Il Tar del Veneto ha, l’altro giorno, sospeso il prestito dell’opera, fissando la decisione di merito per mercoledì prossimo 16 ottobre.
Due le questioni giuridiche sollevate dal tribunale amministrativo.
La prima: il decreto legislativo 22 gennaio 2004, numero  42, Codice dei beni culturali e del paesaggio, all’articolo 66 disciplina l’uscita temporanea di opere d’arte per manifestazioni in Italia e all’estero: « … 2. Non possono … uscire: a) i beni suscettibili di subire danni nel trasporto o nella permanenza in condizioni ambientali sfavorevoli; b) i beni che costituiscono il fondo principale di una determinata ed organica sezione di un museo, pinacoteca, galleria, archivio o biblioteca o di una collezione artistica o bibliografica.» 
Ed è questo il caso dell’Uomo vitruviano di Venezia, visto che entrambi i concetti si attagliano a quest’opera fondamentale nella storia dell’arte italiana: possibili danni da trasferimento e primazia della stessa nell’ambito della galleria in cui è custodita.
Il secondo punto è di natura istituzionale-burocratica.
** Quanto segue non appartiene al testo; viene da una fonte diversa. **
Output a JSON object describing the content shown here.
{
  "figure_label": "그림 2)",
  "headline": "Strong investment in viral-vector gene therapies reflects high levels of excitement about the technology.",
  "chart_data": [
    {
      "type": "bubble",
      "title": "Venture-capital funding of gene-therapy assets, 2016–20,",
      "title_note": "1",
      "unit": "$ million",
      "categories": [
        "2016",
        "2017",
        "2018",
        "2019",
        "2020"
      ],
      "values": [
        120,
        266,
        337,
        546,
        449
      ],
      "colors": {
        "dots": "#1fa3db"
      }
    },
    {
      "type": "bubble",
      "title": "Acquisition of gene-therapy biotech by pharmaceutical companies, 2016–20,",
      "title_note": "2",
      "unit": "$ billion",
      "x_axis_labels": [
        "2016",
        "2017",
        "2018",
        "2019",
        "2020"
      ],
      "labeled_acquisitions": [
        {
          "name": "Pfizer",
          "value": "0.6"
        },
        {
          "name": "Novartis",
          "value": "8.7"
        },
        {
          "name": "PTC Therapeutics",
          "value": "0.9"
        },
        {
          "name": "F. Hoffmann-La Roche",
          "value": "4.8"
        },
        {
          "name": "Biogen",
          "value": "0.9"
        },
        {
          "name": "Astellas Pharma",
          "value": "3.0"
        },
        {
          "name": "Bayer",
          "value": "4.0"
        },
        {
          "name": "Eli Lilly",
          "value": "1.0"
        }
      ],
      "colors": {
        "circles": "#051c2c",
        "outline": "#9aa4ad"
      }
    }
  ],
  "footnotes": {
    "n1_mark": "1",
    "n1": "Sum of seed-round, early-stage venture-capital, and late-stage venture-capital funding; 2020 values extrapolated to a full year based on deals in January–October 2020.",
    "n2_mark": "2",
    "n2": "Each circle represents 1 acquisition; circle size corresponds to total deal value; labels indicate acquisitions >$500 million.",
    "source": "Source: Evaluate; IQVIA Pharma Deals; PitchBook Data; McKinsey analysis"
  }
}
E non è secondario. Si tratta, infatti, dell’intesa firmata dai  ministri dei beni culturali italiano, Dario Franceschini, e francese, Françoise Nyssen  con la quale è stato stabilito che l’Italia presta alla Francia, per la mostra su Leonardo, appunto l’Uomo vitruviano. Scrive il Tar che, in questo caso, ci sarebbe stata una lesione del principio che distingue gli uffici dello Stato in organi di indirizzo e controllo e organi di attuazione e gestione. Franceschini sostiene di avere in mano pareri tecnici che favorevoli al prestito, ma dimentica il disposto dell’articolo 66 del Codice dei beni culturali qui riportato.
Però, normalmente, il museo che vuole esporre si rivolge al museo nel quale è custodita l’opera, chiedendola. Si sviluppano contatti ufficiali e ufficiosi e, quindi, si definisce la sua prestabilità, in termini esclusivamente tecnici.
Il caso di specie sembra, invece, iscriversi al lungo elenco di intese ministeriali, dopo le quali o durante le quali viene acquisito un parere, appunto, di portabilità: ennesima riprova dell’incontenibile voglia dei governi di disporre delle opere d’arte per utilizzarle come strumento della politica nazionale. Perciò, se questo caso, di grande risonanza internazionale, determinerà una decisione giudiziaria, una sentenza cioè, che stabilisca i termini dell’inderogabilità dell’articolo 66 e, quindi, la non prestabilità di un’opera che costituisce il fondo principale di una determinata e organica sezione di un museo, pinacoteca, galleria, archivio o biblioteca o di una collezione artistica o bibliografica, avremo fatto un passo avanti nell’impedire, civilmente, che la politica si impadronisca dei beni artistici e li utilizzi per i suoi, anche rispettabili, scopi.
Senza essere talebani, solo rispettosi della legge, dobbiamo ribadire: il trasferimento ammala dipinti e sculture; «Viaggino gli uomini non le opere d’arte»; e, sui prestiti, l’unico dominus sia il responsabile dell’istituzione proprietaria, custode o affidataria delle opere.